La ministre de la Culture Rachida Dati à l'Assemblée nationale, le 13 novembre 2024 © Ludovic MARIN
La ministre de la Culture Rachida Dati à l'Assemblée nationale, le 13 novembre 2024 © Ludovic MARIN

Rachida Dati a-t-elle illégalement usé de son "influence réelle" au Parlement européen pour obtenir, en échange de 900.000 euros d'honoraires, des décisions favorables à Renault et Carlos Ghosn ? C'est ce que pense le Parquet national financier (PNF) dans ses réquisitions.

Le ministère public a demandé un procès contre la ministre de la Culture et contre l'ex-tout puissant patron de Renault-Nissan pour corruption, trafic d'influence, mais aussi pour abus de pouvoir et abus de confiance ou recel de ces infractions.

La décision finale revient aux juges d'instruction saisis de ce dossier ouvert en 2019 et aux lourds enjeux politiques, Rachida Dati étant l'une des principales figures du gouvernement de Michel Barnier.
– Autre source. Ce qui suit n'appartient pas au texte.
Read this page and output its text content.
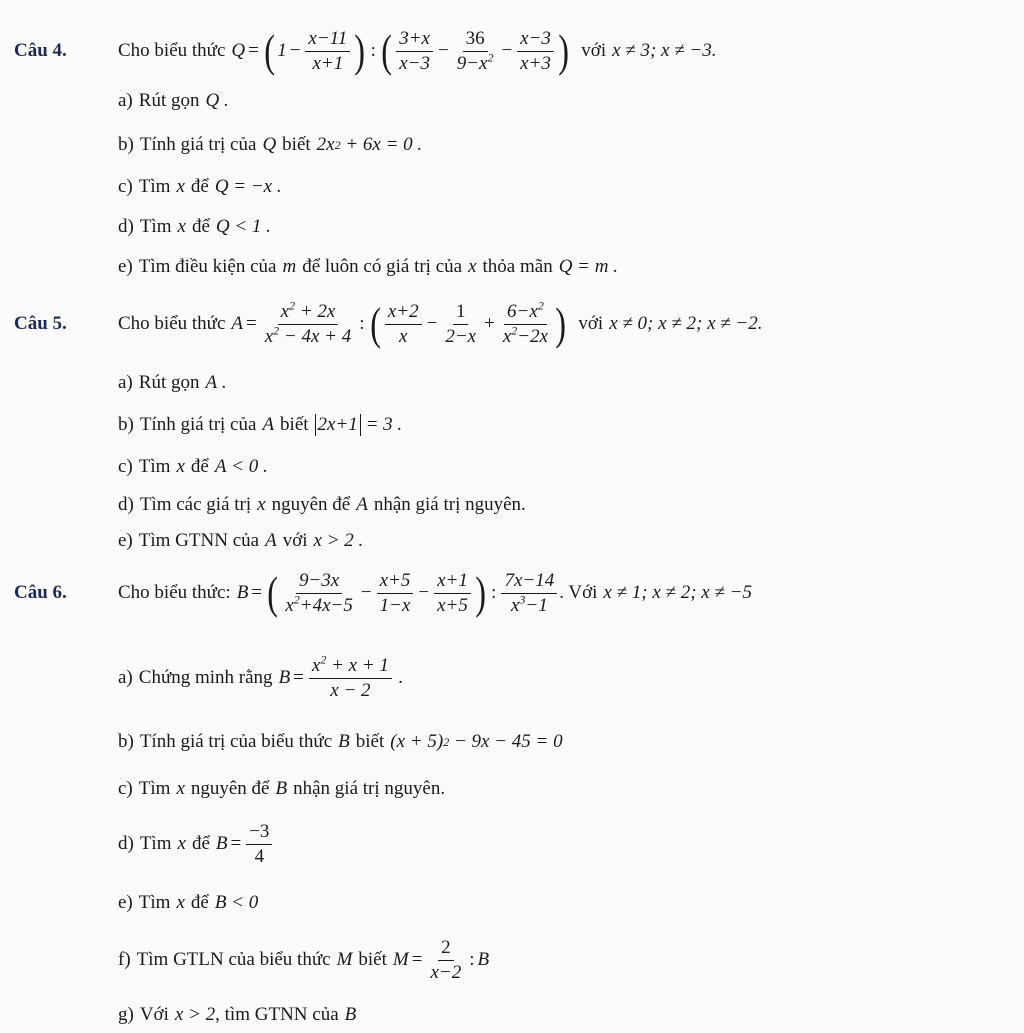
Câu 4.	Cho biểu thức Q = ( $1 - \frac{x-11}{x+1}$ ) : ( $\frac{3+x}{x-3} - \frac{36}{9-x^2} - \frac{x-3}{x+3}$ ) với x ≠ 3; x ≠ −3.
a) Rút gọn Q .
b) Tính giá trị của Q biết 2x 2 + 6x = 0 .
c) Tìm x để Q = −x .
d) Tìm x để Q < 1 .
e) Tìm điều kiện của m để luôn có giá trị của x thỏa mãn Q = m .
Câu 5.	Cho biểu thức $A = \frac{x^2 + 2x}{x^2 - 4x + 4}$ : ( $\frac{x+2}{x} - \frac{1}{2-x} + \frac{6-x^2}{x^2-2x}$ ) với x ≠ 0; x ≠ 2; x ≠ −2.
a) Rút gọn A .
b) Tính giá trị của A biết 2x+1 = 3 .
c) Tìm x để A < 0 .
d) Tìm các giá trị x nguyên để A nhận giá trị nguyên.
e) Tìm GTNN của A với x > 2 .
Câu 6.	Cho biểu thức: B = ( $\frac{9-3x}{x^2+4x-5} - \frac{x+5}{1-x} - \frac{x+1}{x+5}$ ) : $\frac{7x-14}{x^3-1}$ . Với x ≠ 1; x ≠ 2; x ≠ −5
a) Chứng minh rằng $B = \frac{x^2 + x + 1}{x - 2}$ .
b) Tính giá trị của biểu thức B biết (x + 5) 2 − 9x − 45 = 0
c) Tìm x nguyên để B nhận giá trị nguyên.
d) Tìm x để $B = \frac{-3}{4}$
e) Tìm x để B < 0
f) Tìm GTLN của biểu thức M biết $M = \frac{2}{x-2}$ : B
g) Với x > 2 , tìm GTNN của B
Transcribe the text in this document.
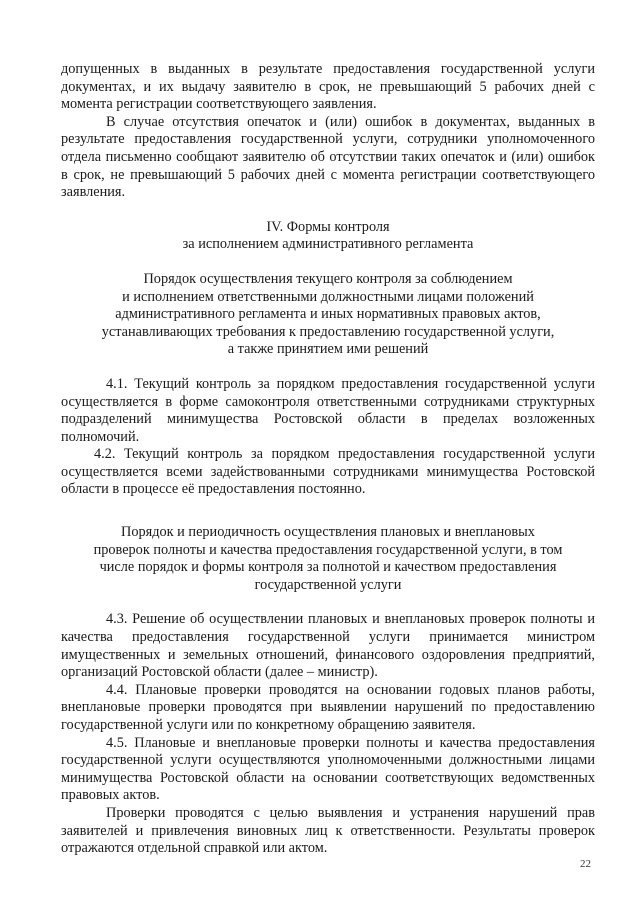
допущенных в выданных в результате предоставления государственной услуги документах, и их выдачу заявителю в срок, не превышающий 5 рабочих дней с момента регистрации соответствующего заявления.

В случае отсутствия опечаток и (или) ошибок в документах, выданных в результате предоставления государственной услуги, сотрудники уполномоченного отдела письменно сообщают заявителю об отсутствии таких опечаток и (или) ошибок в срок, не превышающий 5 рабочих дней с момента регистрации соответствующего заявления.

IV. Формы контроля

за исполнением административного регламента

Порядок осуществления текущего контроля за соблюдением

и исполнением ответственными должностными лицами положений

административного регламента и иных нормативных правовых актов,

устанавливающих требования к предоставлению государственной услуги,

а также принятием ими решений

4.1. Текущий контроль за порядком предоставления государственной услуги осуществляется в форме самоконтроля ответственными сотрудниками структурных подразделений минимущества Ростовской области в пределах возложенных полномочий.

4.2. Текущий контроль за порядком предоставления государственной услуги осуществляется всеми задействованными сотрудниками минимущества Ростовской области в процессе её предоставления постоянно.

Порядок и периодичность осуществления плановых и внеплановых

проверок полноты и качества предоставления государственной услуги, в том

числе порядок и формы контроля за полнотой и качеством предоставления

государственной услуги

4.3. Решение об осуществлении плановых и внеплановых проверок полноты и качества предоставления государственной услуги принимается министром имущественных и земельных отношений, финансового оздоровления предприятий, организаций Ростовской области (далее – министр).

4.4. Плановые проверки проводятся на основании годовых планов работы, внеплановые проверки проводятся при выявлении нарушений по предоставлению государственной услуги или по конкретному обращению заявителя.

4.5. Плановые и внеплановые проверки полноты и качества предоставления государственной услуги осуществляются уполномоченными должностными лицами минимущества Ростовской области на основании соответствующих ведомственных правовых актов.

Проверки проводятся с целью выявления и устранения нарушений прав заявителей и привлечения виновных лиц к ответственности. Результаты проверок отражаются отдельной справкой или актом.

22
Ces 134 pages de réquisitions, consultées par l'AFP et également évoquées par Le Parisien et Le Monde, sont signées, fait rare, par le procureur de la République financier Jean-François Bohnert, en plus des deux magistrats financiers saisis.

Le PNF y étrille la légalité des 900.000 euros d'honoraires versés entre 2010 et 2012 à Mme Dati pour un contrat de conseils juridiques au bénéfice de RNBV, la structure chapeautant l'alliance Renault-Nissan.

La ministre, 58 ans, est soupçonnée d'avoir perçu, "en toute confidentialité, voire en toute opacité", cette somme pour des prestations largement inexistantes, alors qu'elle était avocate et députée européenne (2009-2019).

Pacte corruptif

Les trois magistrats soulignent que "les nombreuses investigations" réalisées "n'ont permis d'identifier que très peu de preuves de l'existence et de la réalité des prestations réalisées par Mme Dati" en termes de conseils juridiques, "qu'il s'agisse de preuves matérielles (comptes rendus, mails, notes) ou testimoniales (auditions, attestations)".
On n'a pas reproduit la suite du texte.